Computational prediction of phosphorylation sites of SARS-CoV-2 infection using feature fusion and optimization strategies

SARS-CoV-2's global spread has instigated a critical health and economic emergency, impacting countless individuals. Understanding the virus's phosphorylation sites is vital to unravel the molecular intricacies of the infection and subsequent changes in host cellular processes. Several computational methods have been proposed to identify phosphorylation sites, typically focusing on specific residue (S/T) or Y phosphorylation sites. Unfortunately, current predictive tools perform best on these specific residues and may not extend their efficacy to other residues, emphasizing the urgent need for enhanced methodologies.
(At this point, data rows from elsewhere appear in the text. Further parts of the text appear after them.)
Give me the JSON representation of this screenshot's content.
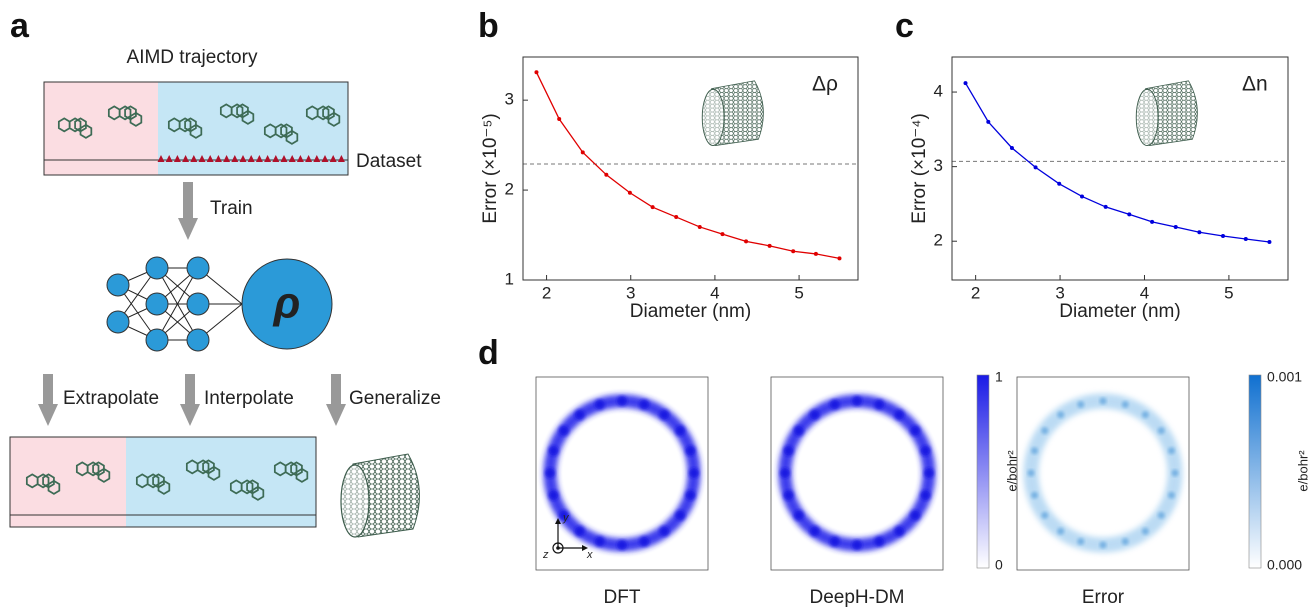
{
  "panel_labels": [
    "a",
    "b",
    "c",
    "d"
  ],
  "panel_a": {
    "title": "AIMD trajectory",
    "dataset": "Dataset",
    "train": "Train",
    "output": "ρ",
    "extrapolate": "Extrapolate",
    "interpolate": "Interpolate",
    "generalize": "Generalize"
  },
  "chart_data": [
    {
      "type": "line",
      "xlabel": "Diameter (nm)",
      "ylabel": "Error (×10⁻⁵)",
      "annotation": "Δρ",
      "x": [
        1.88,
        2.15,
        2.43,
        2.71,
        2.99,
        3.26,
        3.54,
        3.82,
        4.09,
        4.37,
        4.65,
        4.93,
        5.2,
        5.48
      ],
      "series": [
        {
          "color": "#e00000",
          "values": [
            3.31,
            2.79,
            2.42,
            2.17,
            1.97,
            1.81,
            1.7,
            1.59,
            1.51,
            1.43,
            1.38,
            1.32,
            1.29,
            1.24
          ]
        }
      ],
      "hline": 2.29,
      "xlim": [
        1.72,
        5.7
      ],
      "ylim": [
        1,
        3.48
      ],
      "xticks": [
        2,
        3,
        4,
        5
      ],
      "yticks": [
        1,
        2,
        3
      ]
    },
    {
      "type": "line",
      "xlabel": "Diameter (nm)",
      "ylabel": "Error (×10⁻⁴)",
      "annotation": "Δn",
      "x": [
        1.88,
        2.15,
        2.43,
        2.71,
        2.99,
        3.26,
        3.54,
        3.82,
        4.09,
        4.37,
        4.65,
        4.93,
        5.2,
        5.48
      ],
      "series": [
        {
          "color": "#0000dd",
          "values": [
            4.12,
            3.6,
            3.25,
            2.99,
            2.77,
            2.6,
            2.46,
            2.36,
            2.26,
            2.19,
            2.12,
            2.07,
            2.03,
            1.99
          ]
        }
      ],
      "hline": 3.07,
      "xlim": [
        1.72,
        5.7
      ],
      "ylim": [
        1.48,
        4.47
      ],
      "xticks": [
        2,
        3,
        4,
        5
      ],
      "yticks": [
        2,
        3,
        4
      ]
    }
  ],
  "panel_d": {
    "titles": [
      "DFT",
      "DeepH-DM",
      "Error"
    ],
    "axes": [
      "x",
      "y",
      "z"
    ],
    "colorbars": [
      {
        "max": "1",
        "min": "0",
        "unit": "e/bohr²"
      },
      {
        "max": "0.001",
        "min": "0.000",
        "unit": "e/bohr²"
      }
    ]
  }
}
In this study, we developed a novel predictor that integrated all the residues (STY) phosphorylation sites information. We extracted ten different feature descriptors, primarily derived from composition, evolutionary, and position-specific information, and assessed their discriminative power through five classifiers. Our results indicated that Light Gradient Boosting (LGB) showed superior performance, and five descriptors displayed excellent discriminative capabilities. Subsequently, we identified the top two integrated features have high discriminative capability and trained with LGB to develop the final prediction model, LGB-IPs. The proposed approach shows an excellent performance on 10-fold cross-validation with an ACC, MCC, and AUC values of 0.831, 0.662, 0.907, respectively. Notably, these performances are replicated in the independent evaluation. Consequently, our approach may provide valuable insights into the phosphorylation mechanisms in SARS-CoV-2 infection for biomedical researchers.